Um dia um rapazinho, órfão de pai, resolver correr mundo. Tomou a bença à sua mãe e partiu, dizendo que ia ao tal reinado disputar a mão da princesa. A pobre viúva que o tinha como a sua maior riqueza e a sua única alegria, em lágrimas implorou ao filho que desistisse daquela empresa, mas o rapaz teimou e partiu sem atender aos rogos de sua mãezinha.
Andou, andou vários dias e, um dia, encontrou um homem transportando uma gigantesca tora no ombro e lhe perguntou:
Onde vai, meu amigo, com essa tora tão grande?

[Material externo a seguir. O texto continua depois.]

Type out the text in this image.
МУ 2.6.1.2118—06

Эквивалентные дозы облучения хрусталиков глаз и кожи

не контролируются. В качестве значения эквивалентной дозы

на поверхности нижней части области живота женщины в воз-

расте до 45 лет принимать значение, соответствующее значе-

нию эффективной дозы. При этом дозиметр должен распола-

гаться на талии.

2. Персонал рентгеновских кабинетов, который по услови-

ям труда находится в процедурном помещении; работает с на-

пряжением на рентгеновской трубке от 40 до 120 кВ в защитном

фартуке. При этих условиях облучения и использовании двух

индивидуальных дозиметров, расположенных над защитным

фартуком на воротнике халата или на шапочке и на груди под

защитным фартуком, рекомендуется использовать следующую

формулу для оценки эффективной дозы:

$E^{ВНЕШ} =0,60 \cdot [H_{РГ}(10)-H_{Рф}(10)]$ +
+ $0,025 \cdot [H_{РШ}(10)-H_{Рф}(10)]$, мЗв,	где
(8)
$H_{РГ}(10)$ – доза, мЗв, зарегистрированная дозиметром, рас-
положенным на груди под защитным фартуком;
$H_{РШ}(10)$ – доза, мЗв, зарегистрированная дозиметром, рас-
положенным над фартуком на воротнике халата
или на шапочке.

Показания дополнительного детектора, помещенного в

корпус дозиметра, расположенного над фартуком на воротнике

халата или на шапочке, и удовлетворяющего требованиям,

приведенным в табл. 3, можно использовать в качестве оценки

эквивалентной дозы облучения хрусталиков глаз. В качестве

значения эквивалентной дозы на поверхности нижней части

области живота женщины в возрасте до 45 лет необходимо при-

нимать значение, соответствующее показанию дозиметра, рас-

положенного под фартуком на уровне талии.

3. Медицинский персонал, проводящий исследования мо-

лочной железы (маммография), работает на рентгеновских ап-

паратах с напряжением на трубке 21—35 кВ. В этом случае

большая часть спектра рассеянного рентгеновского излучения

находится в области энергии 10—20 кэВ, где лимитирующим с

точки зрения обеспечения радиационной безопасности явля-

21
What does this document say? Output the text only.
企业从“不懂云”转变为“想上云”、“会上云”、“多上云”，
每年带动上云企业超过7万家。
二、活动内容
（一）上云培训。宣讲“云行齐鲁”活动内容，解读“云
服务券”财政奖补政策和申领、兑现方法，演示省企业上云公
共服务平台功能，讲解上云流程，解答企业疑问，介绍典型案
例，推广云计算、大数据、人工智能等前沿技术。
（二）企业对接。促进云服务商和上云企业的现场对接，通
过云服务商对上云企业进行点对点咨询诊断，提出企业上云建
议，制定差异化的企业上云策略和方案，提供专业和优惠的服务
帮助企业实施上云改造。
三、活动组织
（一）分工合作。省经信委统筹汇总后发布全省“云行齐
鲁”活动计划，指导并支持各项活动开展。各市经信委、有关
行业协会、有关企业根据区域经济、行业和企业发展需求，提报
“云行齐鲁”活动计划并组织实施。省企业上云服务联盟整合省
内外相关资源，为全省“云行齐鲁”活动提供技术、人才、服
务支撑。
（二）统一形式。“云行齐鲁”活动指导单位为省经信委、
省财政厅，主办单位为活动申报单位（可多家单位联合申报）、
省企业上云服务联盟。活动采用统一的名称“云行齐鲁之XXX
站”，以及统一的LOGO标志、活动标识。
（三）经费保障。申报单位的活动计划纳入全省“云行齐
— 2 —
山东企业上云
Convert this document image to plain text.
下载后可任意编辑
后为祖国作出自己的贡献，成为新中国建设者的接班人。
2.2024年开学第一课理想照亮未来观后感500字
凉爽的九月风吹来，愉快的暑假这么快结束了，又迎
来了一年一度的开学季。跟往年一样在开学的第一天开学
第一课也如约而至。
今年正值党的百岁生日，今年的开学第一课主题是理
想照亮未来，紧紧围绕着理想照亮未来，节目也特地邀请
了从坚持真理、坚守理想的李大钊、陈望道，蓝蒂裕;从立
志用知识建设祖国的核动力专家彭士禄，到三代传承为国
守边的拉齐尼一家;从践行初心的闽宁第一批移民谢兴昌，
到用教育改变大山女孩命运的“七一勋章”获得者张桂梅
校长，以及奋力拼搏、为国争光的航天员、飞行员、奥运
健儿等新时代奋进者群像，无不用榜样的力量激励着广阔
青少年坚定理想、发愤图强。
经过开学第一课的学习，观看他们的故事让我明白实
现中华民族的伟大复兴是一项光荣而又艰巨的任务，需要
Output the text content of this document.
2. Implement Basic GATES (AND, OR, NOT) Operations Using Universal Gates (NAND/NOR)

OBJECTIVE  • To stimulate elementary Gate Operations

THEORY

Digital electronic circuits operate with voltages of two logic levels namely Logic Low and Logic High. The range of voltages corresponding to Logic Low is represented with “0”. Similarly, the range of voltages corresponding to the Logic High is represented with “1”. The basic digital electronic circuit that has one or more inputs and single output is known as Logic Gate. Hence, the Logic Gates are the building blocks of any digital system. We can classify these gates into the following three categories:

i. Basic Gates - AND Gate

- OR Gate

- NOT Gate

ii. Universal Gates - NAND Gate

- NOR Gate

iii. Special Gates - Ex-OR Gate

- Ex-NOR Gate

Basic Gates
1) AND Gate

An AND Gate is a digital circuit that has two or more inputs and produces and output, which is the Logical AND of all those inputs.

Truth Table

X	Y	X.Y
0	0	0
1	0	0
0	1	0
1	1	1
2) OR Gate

— Isso é um gravetinho, para minha avó fazer café. Respondeu o homem.
— Quer trabalhar comigo?
— Quero.
— Quanto quer ganhar?
— Três vinténs.
— Então, venha comigo.
Adiante encontrou outro homem amarrando as pernas e lhe perguntou:
— Que está fazendo aí, homem de Deus?
— Estou amarrando as pernas, para poder alcançar um veado que vai correndo a umas vinte léguas daqui. Se não amarrar as pernas passarei pelo veado.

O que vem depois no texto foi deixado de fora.